How long the account can last

One thing to note is that you have to do the calculations over and over until the money is depleted.

One thing i would do is consider how i would ad interest. id they enter 6% that is the same as balance*0.06. That is how much interest is added to be added on.

So balance*1.06 = new balance after interest added on. This is a geometric series with the common ration r=1.06 (in this case) and n is unknown.

geometric series use the following formula

Un = ar**(n-1)

where r is the common ration, and a is the first term.
note you will also have to include the fact that x is taken of at the start of each month, which could be something like this not entrily sure don't have the time to sit and work it out right now but

Un = ar**(n-1) - x*(n-1)

This gives us to methods of solving this problem, one is to loop through and do each step and count how many months it takes. The second option is to use maths and logarithms to calculate the vale of n based of a geometric series. It is upto you how you wish to go about solving this problem.

hope this proves helpful
Chris

Suggestion: print out mrate after executing the statement mrate = 1/1200 . Then try mrate = 1./1200. instead.

Also, please use the [code=Python] and [/code] tags around your code so it comes out properly formatted.

ok ignore me ranting on about geometric series, the fact you are withdrawing x throws it out.

Chris

Also, this will not work. You have two separate blocks of memory. I have reduced your code so it only tests the year variable. The value at memory block #2 never changes so that snippet only prints once, (i.e it is initialized as year[memory block #1]+1 = 0+1 at a separate location [memory block #2]). It is not a good idea to use "i", "l", "o" as single character variable names.

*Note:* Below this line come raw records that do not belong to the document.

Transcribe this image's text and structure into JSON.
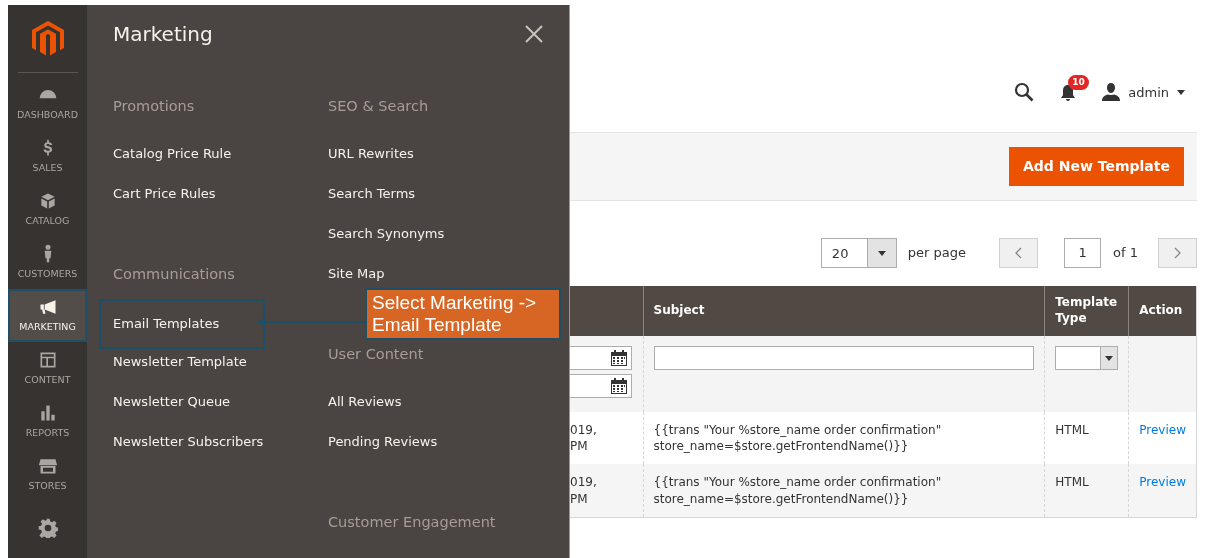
{
  "sidebar": {
    "items": [
      {
        "label": "DASHBOARD",
        "selected": false,
        "highlighted": false
      },
      {
        "label": "SALES",
        "selected": false,
        "highlighted": false
      },
      {
        "label": "CATALOG",
        "selected": false,
        "highlighted": false
      },
      {
        "label": "CUSTOMERS",
        "selected": false,
        "highlighted": false
      },
      {
        "label": "MARKETING",
        "selected": true,
        "highlighted": true
      },
      {
        "label": "CONTENT",
        "selected": false,
        "highlighted": false
      },
      {
        "label": "REPORTS",
        "selected": false,
        "highlighted": false
      },
      {
        "label": "STORES",
        "selected": false,
        "highlighted": false
      },
      {
        "selected": false,
        "highlighted": false
      }
    ]
  },
  "menu": {
    "title": "Marketing",
    "columns": [
      [
        {
          "heading": "Promotions",
          "items": [
            {
              "label": "Catalog Price Rule",
              "highlighted": false
            },
            {
              "label": "Cart Price Rules",
              "highlighted": false
            }
          ]
        },
        {
          "heading": "Communications",
          "items": [
            {
              "label": "Email Templates",
              "highlighted": true
            },
            {
              "label": "Newsletter Template",
              "highlighted": false
            },
            {
              "label": "Newsletter Queue",
              "highlighted": false
            },
            {
              "label": "Newsletter Subscribers",
              "highlighted": false
            }
          ]
        }
      ],
      [
        {
          "heading": "SEO & Search",
          "items": [
            {
              "label": "URL Rewrites",
              "highlighted": false
            },
            {
              "label": "Search Terms",
              "highlighted": false
            },
            {
              "label": "Search Synonyms",
              "highlighted": false
            },
            {
              "label": "Site Map",
              "highlighted": false
            }
          ]
        },
        {
          "heading": "User Content",
          "items": [
            {
              "label": "All Reviews",
              "highlighted": false
            },
            {
              "label": "Pending Reviews",
              "highlighted": false
            }
          ]
        },
        {
          "heading": "Customer Engagement"
        }
      ]
    ]
  },
  "callout": {
    "lines": [
      "Select Marketing ->",
      "Email Template"
    ]
  },
  "header": {
    "notifications": "10",
    "user": "admin"
  },
  "actions": {
    "add_button": "Add New Template"
  },
  "pagination": {
    "per_page_value": "20",
    "per_page_label": "per page",
    "page": "1",
    "of": "of 1"
  },
  "table": {
    "columns": [
      "Subject",
      [
        "Template",
        "Type"
      ],
      "Action"
    ],
    "rows": [
      {
        "column_1": [
          "019,",
          "PM"
        ],
        "subject": [
          "{{trans \"Your %store_name order confirmation\"",
          "store_name=$store.getFrontendName()}}"
        ],
        "type": "HTML",
        "action": "Preview"
      },
      {
        "column_1": [
          "019,",
          "PM"
        ],
        "subject": [
          "{{trans \"Your %store_name order confirmation\"",
          "store_name=$store.getFrontendName()}}"
        ],
        "type": "HTML",
        "action": "Preview"
      }
    ]
  }
}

They look too much like numbers.

year = 0     ## memory block #1
for i in range (year+1):     ## memory block #2
   if year < 5:
      year = year + 1        ## memory block #1
   print year                ## memory block #1
#
#
print "\n\n A while statement will work though since"
print 'there isn't a local variable like there is in the "range" statement'
year = 0                                                                        
ctr = 0                                                                         
while ctr < year+1:     
   if year < 5:
      year = year + 1                                                           
   print year                                                                   
   ctr += 1                                                                     
   if ctr > 1000:     ##  prevent infinite loop
      break

I have one more thing that I don't understand your code. why would you use " if year <5" ?

I have one more thing that I don't understand your code. why would you use " if year <5" ?

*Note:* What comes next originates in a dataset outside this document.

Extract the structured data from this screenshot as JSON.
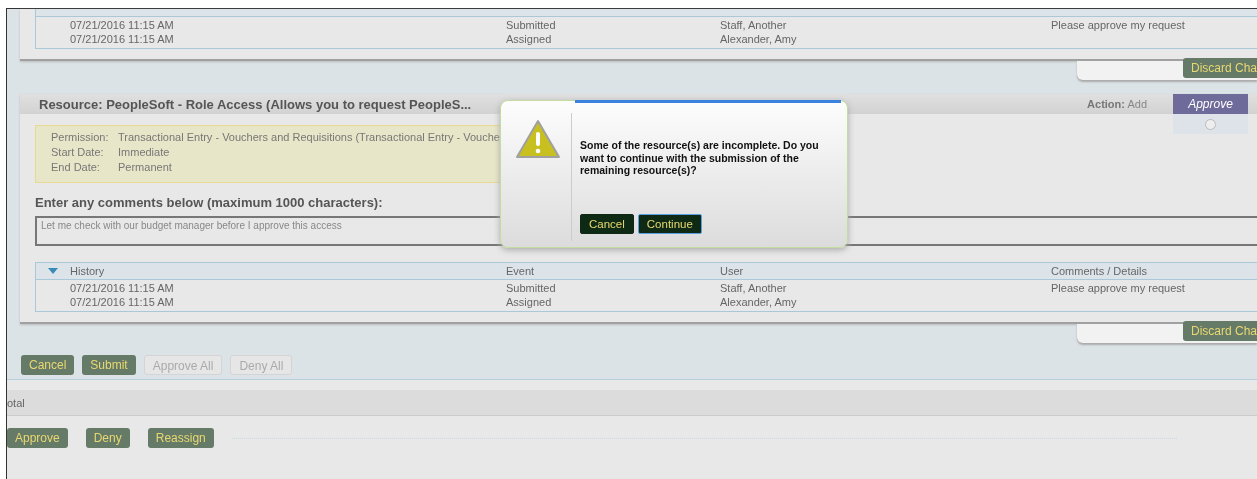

To stop the loop after 5 iterations, because 5 iterations is more than enough to make the point.

Check the amount of interest earned each month (amt * rate/12). If this is greater than what you're taking out of the account, then you'll never deplete the account, so there's no point in trying to see how long it will last, as you'll get caught in an infinite loop. Otherwise, the easiest thing to do is to loop through the months, calculating the interest and the new balance.

Here's a bit of code to get you started. You'll have to play with it to do things like validating input, etc.

init_amt = float(raw_input('Enter the initial amount, in $ '))
int_rate = float(raw_input('Enter the interest rate, in % '))
month_out  = float(raw_input('Enter the monthly withdrawl amount, in $ '))

month_int = init_amt * int_rate / 1200.0

if month_int >= month_out:
    print 'The monthly interest earned is greater than the monthly withdrawl,'
    print 'so the money will never run out'
else:
    print '   month\t interest\t  balance'
    curr_bal = init_amt
    mth_cnt = 0
    while curr_bal > 0:
        int_amt = curr_bal * int_rate / 1200.00
        curr_bal = curr_bal - month_out + int_amt
        mth_cnt += 1
        print ('%8i' + '\t' + '%8.2f' + '\t' + '%8.2f') % (mth_cnt, int_amt, curr_bal)
    print 'the money will run out after ' + str(mth_cnt) + ' months'

I'd suggest going one step further - input an inflation rate, and every 12 months, increase the monthly withdrawl amount by that rate. Of course, then you'll have to watch that test at the beginning, because eventually what comes out might exceed the interest, so your money won't necessarily last forever, at least not as simply as the formula I used would indicate.